A new instrument will unlock deeper levels of exploration of proteins and their expression regulation. The acquisition of a state-of-the-art mass spectrometer will address the need for increased experimental throughput and improved data accuracy, precision and sensitivity. The new equipment will enable a variety of research investigations in biology, ranging from studying photosynthesis to the renewal or replacement of proteins in the body. Users will include researchers from the departments of Molecular Biology, Chemistry, Chemical and Biological Engineering and Computer Science.

The proposal was submitted by: Martin Wϋhr, assistant professor of molecular biology and the Lewis-Sigler Institute for Integrative Genomics.

The next-generation mass spectrometer will be housed in the Lewis-Sigler Institute for Integrative Genomics.

Replacement of existing equipment:

Transmission-electron microscope

A new-generation microscope will replace two multi-decades-old machines in Princeton’s Imaging and Analysis Center. The transmission-electron microscope fires a beam of electrons through a material surface to characterize the structure of solid materials as well as biological specimens. The instrument will be available for teaching as well as research. Users include researchers in the School of Engineering and Applied Science as well as the departments of Chemistry, Geosciences, Molecular Biology, Neuroscience and many other departments and institutes.

The proposal was submitted by: Craig Arnold, vice dean for innovation and the Susan Dod Brown Professor of Mechanical and Aerospace Engineering, and Nan Yao, director of the Imaging and Analysis Center, and a professor of the practice and senior research scholar in the Princeton Institute for the Science and Technology of Materials.

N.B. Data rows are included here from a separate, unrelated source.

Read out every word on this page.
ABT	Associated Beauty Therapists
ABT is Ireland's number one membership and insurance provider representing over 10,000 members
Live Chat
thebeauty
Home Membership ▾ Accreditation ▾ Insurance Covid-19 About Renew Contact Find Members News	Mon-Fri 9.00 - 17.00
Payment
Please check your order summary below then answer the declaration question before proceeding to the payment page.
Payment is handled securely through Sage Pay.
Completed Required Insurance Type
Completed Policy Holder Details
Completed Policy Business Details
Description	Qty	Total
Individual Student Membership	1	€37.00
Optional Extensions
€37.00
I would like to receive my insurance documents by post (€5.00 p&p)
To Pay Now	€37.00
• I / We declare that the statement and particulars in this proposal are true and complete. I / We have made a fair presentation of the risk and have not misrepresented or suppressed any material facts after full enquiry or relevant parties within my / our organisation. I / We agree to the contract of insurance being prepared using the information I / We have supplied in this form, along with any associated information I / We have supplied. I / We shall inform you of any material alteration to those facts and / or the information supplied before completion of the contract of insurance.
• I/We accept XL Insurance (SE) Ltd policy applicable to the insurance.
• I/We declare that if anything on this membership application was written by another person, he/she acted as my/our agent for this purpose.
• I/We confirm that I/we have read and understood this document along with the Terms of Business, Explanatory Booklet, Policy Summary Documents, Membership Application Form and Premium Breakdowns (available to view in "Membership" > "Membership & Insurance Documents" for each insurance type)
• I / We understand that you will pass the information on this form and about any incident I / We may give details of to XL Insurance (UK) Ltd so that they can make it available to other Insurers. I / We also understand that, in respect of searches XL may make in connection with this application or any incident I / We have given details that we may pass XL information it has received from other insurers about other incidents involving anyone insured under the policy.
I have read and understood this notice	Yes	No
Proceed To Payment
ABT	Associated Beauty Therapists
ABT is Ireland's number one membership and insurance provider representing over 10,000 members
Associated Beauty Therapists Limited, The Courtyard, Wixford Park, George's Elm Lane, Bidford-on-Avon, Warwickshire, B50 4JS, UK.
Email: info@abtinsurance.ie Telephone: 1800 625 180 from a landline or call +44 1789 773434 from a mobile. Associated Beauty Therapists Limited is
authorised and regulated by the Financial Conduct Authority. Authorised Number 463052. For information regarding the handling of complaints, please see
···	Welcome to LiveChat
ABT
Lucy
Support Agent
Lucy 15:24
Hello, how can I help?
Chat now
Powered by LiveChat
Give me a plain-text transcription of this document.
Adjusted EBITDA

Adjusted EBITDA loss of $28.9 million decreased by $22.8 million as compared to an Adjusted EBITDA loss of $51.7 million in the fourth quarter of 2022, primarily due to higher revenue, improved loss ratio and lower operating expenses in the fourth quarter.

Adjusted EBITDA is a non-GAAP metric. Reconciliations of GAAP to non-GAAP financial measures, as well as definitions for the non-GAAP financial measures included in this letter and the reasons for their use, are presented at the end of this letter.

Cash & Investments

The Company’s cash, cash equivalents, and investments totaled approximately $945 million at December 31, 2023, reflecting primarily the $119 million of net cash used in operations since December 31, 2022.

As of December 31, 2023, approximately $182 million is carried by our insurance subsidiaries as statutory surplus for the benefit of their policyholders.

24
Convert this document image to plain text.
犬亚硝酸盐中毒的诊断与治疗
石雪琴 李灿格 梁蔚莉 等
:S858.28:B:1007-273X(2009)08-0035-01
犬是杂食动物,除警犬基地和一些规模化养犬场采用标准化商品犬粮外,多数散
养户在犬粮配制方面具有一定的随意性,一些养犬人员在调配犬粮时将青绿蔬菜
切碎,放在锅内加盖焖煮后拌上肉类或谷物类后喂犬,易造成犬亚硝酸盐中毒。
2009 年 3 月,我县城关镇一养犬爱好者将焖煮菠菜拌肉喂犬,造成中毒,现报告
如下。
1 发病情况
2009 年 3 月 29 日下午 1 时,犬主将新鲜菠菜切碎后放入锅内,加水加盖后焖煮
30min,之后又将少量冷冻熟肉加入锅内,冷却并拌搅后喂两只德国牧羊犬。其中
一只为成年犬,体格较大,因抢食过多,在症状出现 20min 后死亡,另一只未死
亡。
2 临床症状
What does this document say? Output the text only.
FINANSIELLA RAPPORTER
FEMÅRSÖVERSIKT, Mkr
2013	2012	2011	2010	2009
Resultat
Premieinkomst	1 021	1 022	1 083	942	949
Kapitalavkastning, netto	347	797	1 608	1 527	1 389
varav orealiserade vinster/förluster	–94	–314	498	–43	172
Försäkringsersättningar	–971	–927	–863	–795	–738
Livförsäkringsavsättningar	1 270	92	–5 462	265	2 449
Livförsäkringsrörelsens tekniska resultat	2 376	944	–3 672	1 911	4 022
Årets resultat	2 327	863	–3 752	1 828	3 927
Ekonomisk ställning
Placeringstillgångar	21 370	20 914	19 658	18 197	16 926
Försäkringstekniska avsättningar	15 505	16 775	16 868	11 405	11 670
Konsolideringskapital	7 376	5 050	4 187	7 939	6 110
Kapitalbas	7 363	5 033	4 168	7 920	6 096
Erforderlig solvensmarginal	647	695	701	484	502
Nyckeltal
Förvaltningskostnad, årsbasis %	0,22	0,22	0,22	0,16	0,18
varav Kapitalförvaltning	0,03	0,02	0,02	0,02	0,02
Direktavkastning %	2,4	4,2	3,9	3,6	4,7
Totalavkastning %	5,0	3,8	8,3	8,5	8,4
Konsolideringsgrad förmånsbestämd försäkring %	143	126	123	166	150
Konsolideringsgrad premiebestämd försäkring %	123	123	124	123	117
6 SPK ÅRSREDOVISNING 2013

The new instrument will be installed at the Imaging and Analysis Center in the Andlinger Center for Energy and the Environment.

Modern nuclear magnetic resonance (NMR) facility

Princeton’s nuclear magnetic resonance (NMR) core facility will get a major upgrade through the replacement of three of its seven instruments. The new NMR machines will enable the study of structural and chemical properties of molecules, answering questions in areas such as battery research, nanoparticles, diffusion in porous materials, surface chemistry and more. Princeton’s NMR facility is crucial to the work of over three hundred users from across the sciences and engineering at Princeton, as well as from several outside companies that are members of chemistry’s industrial associates program.

The proposal was submitted by: John T. Groves, the Hugh Stott Taylor Chair of Chemistry, and Gregory Scholes, the William S. Tod Professor of Chemistry and chair of the Department of Chemistry.

The equipment will be installed at the NMR facility in the Department of Chemistry.